Research Article | Open Access
Chao Ma, Ran Wang, Dingliang Zhao, Naikun Wang, Ying Han, Shichong Wang, Tianyun Gao, Bin Wang, Lijuan Lu, "Efficacy of Platelet-Rich Plasma Containing Xenogenic Adipose Tissue-Derived Stromal Cells on Restoring Intervertebral Disc Degeneration: A Preclinical Study in a Rabbit Model", Pain Research and Management, vol. 2019, Article ID 6372356, 7 pages, 2019. https://doi.org/10.1155/2019/6372356
Efficacy of Platelet-Rich Plasma Containing Xenogenic Adipose Tissue-Derived Stromal Cells on Restoring Intervertebral Disc Degeneration: A Preclinical Study in a Rabbit Model
Objective. Platelet-rich plasma (PRP) containing multiple growth factors is a promising strategy for disc degeneration. Thus, this study hypothesizes that the combination of PRP and adipose tissue-derived stromal cells (ADSCs) may repair degenerative disc more effectively than using each one of them alone. Methods. The model of early intervertebral disc degeneration was induced by annular puncture in the New Zealand rabbit. Autologous PRP was extracted from fresh arterial blood by using two centrifugation techniques. ADSC was offered by the Center for Clinic Stem Cell Research. Four weeks after the first experiment, PRP or ADSCs or a combination of PRP and ADSCs was injected into the punctured intervertebral disc. Four weeks later, disc height and signal intensity on T2-weighted magnetic resonance imaging (MRI) were assessed. Results. One month after puncture, we detected relatively narrow discs and lower signal intensity in MRI T2-weighted images. At four weeks after injection, the PRP-ADSC group statistically significantly restored discs, compared with PRP, ADSCs, or negative control group. Conclusions. The combination of PRP and ADSCs shows an effective potential to restore degenerated intervertebral discs in the rabbit.

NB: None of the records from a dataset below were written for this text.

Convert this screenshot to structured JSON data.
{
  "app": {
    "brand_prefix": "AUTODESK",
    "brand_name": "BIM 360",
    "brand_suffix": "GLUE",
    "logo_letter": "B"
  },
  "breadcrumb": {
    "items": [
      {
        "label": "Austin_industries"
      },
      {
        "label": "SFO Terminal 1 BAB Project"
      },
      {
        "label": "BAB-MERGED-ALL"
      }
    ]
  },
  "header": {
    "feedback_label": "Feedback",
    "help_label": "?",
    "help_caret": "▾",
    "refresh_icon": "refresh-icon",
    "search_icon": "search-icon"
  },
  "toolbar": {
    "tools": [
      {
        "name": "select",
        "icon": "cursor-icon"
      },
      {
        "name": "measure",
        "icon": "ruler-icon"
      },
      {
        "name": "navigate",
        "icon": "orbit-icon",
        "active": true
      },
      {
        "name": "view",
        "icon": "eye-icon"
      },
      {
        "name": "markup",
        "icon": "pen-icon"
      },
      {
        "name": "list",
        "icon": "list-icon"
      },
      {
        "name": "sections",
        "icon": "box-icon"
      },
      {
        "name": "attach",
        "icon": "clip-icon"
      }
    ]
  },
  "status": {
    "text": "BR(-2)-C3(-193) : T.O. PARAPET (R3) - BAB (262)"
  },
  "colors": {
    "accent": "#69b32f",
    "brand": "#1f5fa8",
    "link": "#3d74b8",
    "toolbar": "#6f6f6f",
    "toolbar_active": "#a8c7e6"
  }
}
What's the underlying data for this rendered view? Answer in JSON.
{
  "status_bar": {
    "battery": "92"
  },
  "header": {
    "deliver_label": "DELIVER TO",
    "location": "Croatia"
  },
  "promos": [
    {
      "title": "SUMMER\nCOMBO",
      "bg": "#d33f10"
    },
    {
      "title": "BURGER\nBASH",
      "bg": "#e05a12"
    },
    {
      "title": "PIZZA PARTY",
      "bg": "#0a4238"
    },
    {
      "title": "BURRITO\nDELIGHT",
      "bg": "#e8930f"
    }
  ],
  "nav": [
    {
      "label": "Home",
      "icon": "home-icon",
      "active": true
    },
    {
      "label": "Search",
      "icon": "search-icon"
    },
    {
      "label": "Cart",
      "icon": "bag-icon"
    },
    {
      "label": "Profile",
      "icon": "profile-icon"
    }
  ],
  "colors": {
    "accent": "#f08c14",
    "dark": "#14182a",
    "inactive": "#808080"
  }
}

Intervertebral disc degeneration (IDD) is the leading cause of low back pain (LBP), leading to disability and placing a heavy burden on society . Current treatment of IDD, such as conservative procedures (medication or physical therapy) and operative treatment, only partly alleviates symptoms, but does not reverse intervertebral disc cataplasia in etiology or pathology . As a consequence, how to augment the number and enhance the function of nucleus pulposus cells has become a research hotspot .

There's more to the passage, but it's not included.